What do Foundation Repairs Cost?
A settling foundation can unsettle your bank account. Unexpected foundation repairs may cause cracks in a homeowner’s financial security and lead to questions about how to finance vital fixes.
Because a foundation is – quite literally – the foundation upon which a home is built, for peace of mind, and to prevent problems from escalating to major structural concerns, repairs should be made as soon as possible.
Homeowners need to be vigilant about bowing walls, cracked basement floors or walls, settling foundations or misaligned doors or windows.
Catching foundation issues early may mean the difference between spending a few hundred dollars to fix a crack and thousands for more serious repairs. Major foundation work requiring hydraulic piers may push the price tag past five figures.
When basement cracks are wide, but the budget narrow, property owners should consider their financing options.

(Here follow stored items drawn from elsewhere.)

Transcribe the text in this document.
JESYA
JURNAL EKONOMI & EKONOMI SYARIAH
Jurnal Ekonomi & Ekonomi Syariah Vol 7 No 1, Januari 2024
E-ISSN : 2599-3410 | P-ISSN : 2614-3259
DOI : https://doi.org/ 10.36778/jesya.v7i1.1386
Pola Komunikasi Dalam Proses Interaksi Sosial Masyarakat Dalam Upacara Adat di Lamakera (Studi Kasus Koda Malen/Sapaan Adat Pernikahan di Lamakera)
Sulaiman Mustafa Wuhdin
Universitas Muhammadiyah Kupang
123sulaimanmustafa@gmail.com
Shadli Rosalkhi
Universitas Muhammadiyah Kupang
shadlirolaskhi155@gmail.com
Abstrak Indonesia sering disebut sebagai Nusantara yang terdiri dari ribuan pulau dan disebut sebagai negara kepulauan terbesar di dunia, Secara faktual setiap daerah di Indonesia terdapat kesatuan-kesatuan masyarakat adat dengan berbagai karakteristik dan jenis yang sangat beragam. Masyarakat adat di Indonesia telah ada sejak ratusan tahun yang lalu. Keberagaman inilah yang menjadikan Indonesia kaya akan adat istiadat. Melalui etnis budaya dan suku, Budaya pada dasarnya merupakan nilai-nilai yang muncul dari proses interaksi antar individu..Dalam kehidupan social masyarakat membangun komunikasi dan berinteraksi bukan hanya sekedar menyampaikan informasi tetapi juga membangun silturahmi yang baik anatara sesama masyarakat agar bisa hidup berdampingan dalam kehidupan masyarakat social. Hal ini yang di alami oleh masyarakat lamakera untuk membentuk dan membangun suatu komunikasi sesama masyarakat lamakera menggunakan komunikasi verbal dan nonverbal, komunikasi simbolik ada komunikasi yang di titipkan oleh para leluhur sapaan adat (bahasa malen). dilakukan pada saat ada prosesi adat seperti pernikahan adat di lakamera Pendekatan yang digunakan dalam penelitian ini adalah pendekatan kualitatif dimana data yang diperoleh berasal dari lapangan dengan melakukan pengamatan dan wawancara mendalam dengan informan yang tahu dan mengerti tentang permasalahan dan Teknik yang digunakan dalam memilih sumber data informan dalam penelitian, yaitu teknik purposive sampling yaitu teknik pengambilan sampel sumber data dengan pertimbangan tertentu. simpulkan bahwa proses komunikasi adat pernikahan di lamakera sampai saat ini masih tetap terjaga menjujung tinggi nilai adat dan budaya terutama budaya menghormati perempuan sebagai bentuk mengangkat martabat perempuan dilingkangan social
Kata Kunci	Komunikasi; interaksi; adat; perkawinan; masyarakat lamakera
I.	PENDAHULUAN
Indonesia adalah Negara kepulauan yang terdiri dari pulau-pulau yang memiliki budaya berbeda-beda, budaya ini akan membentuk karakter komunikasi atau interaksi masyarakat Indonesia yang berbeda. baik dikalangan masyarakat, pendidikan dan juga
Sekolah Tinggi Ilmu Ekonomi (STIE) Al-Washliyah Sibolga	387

Contractor Financing – Thousands of contractors work with GreenSky, a company serving as a link between contractors, customers, and banks. GreenSky is a service provider and program administrator for federally insured, federal- and state-chartered banks providing consumer loans. Borrowers receive a loan agreement directly with the funding bank, while GreenSky services the loan at the direction and control of the lender.
Insurance – While most foundation repair work isn’t covered by insurance, there are certain situations where insurance may cover the project.
- Lightning or fire
- Damage caused by aircraft
- Riots or civil disturbances
- Damage caused by vehicles
- Falling objects
- Volcanic eruptions
- Collapse from the weight of snow, ice, or sleet
- Water damage from plumbing, heating or air conditioning overflow
- Natural setting, cracking, shrinking, bulging or expansion
- Earthquakes or floods
- Tree roots
- Faulty construction
Home Equity Line of Credit – Choosing this method allows a homeowner to secure a line of credit based on their home’s equity. Home equity is determined by subtracting the amount still owed on a mortgage from the current market value of the home.
Refinanced Mortgage – Refinancing a mortgage allows a homeowner to switch out their existing mortgage for a new one while converting some of the home’s equity to cash.
Second Mortgage – A second mortgage is a loan secured on a home’s accumulated equity.
Government Loan – The U.S. Federal Government’s Housing Administration runs a loan program called Title 1 for homeowners with very little equity. The loans can be used to finance essential repairs, such as structural issues.
Use a Credit Card – A credit card is available for immediate use and doesn’t require a loan application, however, the interest rates are typically higher. For smaller, emergency repairs a credit card might be the best option. Certain credit cards offer cashback options, in which a small percentage of the amount spent is paid back to the user.
Borrow From Your 401(k) – Employers often permit borrowing from a 401(k) to find home repairs and renovations. Doing so requires no credit check or paperwork, however, employees are required to pay the borrowed money back into a 401(k) before leaving the company.
While there are options in place to pay for foundation repairs, the best way to keep foundation costs low is to fix problems immediately. The longer you wait, the worse the damage can become, increasing the project’s price.